Epic Games is acquiring music service Bandcamp

Bandcamp promises its policies won't change

by · TechSpot

What just happened? In the ongoing wave of acquisitions involving video game companies, this has to be the oddest one yet. At least Microsoft, Sony, and Nintendo acquired other game companies these past few weeks, but Epic Games seems to think buying a music service fits its mission going forward.

This week, Bandcamp announced it's becoming part of Epic Games. The two companies are in different entertainment industries entirely, but they indicate a common desire to build a marketplace that puts creators first.

Over the years, customers and artists have lauded Bandcamp for letting artists sell music without DRM (often bundled with physical copies on CD or vinyl). It is also well-known for passing more revenue to artists than Spotify and holding occasional "Bandcamp Friday" promotions where all sales money goes to the artists. Bandcamp's co-founder and CEO Ethan Diamond confirmed the company would remain a standalone music service and that its deal with Epic won't change its current policies.

As for why it joined Epic, Diamond writes that the game company will help it expand globally and lend it more resources for developing the music service's technical aspects. Epic adds that it wants to build a market encompassing games, music, art, technology, and more.

"Fair and open platforms are critical to the future of the creator economy," the game company said in a press release. "Epic and Bandcamp share a mission of building the most artist-friendly platform that enables creators to keep the majority of their hard-earned money."

The sentiment is similar to Epic CEO Tim Sweeney's comments throughout the legal battles with Apple. He has railed against the 30 percent revenue cut Apple takes from developers on its app store. When the Epic Games Store first launched, its main selling point was the lower revenue split it took compared to Steam.

However, many artists and fans are unsurprisingly skeptical that Bandcamp will stay the way it is indefinitely under Epic.

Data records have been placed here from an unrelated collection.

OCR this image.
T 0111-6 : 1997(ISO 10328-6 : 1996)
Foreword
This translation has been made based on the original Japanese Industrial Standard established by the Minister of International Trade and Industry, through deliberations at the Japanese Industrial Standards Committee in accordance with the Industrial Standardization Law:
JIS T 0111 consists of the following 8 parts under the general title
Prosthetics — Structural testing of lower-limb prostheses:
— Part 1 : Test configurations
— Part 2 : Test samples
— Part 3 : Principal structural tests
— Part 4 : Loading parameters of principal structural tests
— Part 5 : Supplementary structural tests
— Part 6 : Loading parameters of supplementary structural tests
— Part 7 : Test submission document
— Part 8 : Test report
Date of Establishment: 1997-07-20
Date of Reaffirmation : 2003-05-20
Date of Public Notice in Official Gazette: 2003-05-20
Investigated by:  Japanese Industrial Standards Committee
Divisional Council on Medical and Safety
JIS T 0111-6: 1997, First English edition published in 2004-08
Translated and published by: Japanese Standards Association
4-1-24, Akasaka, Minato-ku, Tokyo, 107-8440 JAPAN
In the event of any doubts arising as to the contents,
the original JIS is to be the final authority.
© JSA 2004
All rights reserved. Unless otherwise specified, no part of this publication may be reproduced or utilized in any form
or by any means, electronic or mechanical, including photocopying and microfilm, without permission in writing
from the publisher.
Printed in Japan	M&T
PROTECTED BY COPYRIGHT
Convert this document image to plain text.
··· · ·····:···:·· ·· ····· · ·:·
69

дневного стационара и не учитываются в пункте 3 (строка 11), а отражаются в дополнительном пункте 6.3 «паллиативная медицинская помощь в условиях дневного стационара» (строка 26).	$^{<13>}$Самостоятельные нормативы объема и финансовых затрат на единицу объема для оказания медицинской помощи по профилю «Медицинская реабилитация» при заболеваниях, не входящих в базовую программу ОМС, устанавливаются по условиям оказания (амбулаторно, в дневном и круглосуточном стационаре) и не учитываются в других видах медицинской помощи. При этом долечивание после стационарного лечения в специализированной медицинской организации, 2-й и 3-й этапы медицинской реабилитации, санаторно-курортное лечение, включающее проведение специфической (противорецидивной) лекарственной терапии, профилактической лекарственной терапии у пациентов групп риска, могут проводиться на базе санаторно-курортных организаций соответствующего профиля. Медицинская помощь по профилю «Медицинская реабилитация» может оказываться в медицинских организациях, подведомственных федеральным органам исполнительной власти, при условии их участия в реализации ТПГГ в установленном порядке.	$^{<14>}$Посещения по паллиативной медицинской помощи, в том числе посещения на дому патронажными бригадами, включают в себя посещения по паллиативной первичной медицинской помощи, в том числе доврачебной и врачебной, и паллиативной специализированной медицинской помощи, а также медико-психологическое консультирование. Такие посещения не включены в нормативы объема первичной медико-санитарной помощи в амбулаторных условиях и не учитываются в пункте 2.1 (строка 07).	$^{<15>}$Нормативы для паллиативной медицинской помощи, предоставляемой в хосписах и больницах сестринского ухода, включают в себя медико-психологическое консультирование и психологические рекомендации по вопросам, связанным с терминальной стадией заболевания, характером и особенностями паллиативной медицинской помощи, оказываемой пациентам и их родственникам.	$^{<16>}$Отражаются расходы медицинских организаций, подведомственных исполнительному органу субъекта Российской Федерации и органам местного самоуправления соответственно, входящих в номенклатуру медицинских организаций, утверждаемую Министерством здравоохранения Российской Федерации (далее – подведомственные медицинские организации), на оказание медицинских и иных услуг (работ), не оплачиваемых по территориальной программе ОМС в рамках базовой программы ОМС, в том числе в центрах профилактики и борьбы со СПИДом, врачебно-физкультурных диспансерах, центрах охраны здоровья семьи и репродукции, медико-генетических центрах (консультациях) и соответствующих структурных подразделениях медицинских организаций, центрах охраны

"Even if things are fine for the next few months, this can only go in worse directions," tweeted Mel Stone, an artist who gets half of her music revenue from Bandcamp.

Another artist, 2 Mello, praised the service for its sustainability, pleading with fans to continue supporting it.

"It shows that sustenance is available to those not massively popular or connected. It's ideal, and it shouldn't get bigger, but it is," the artist said.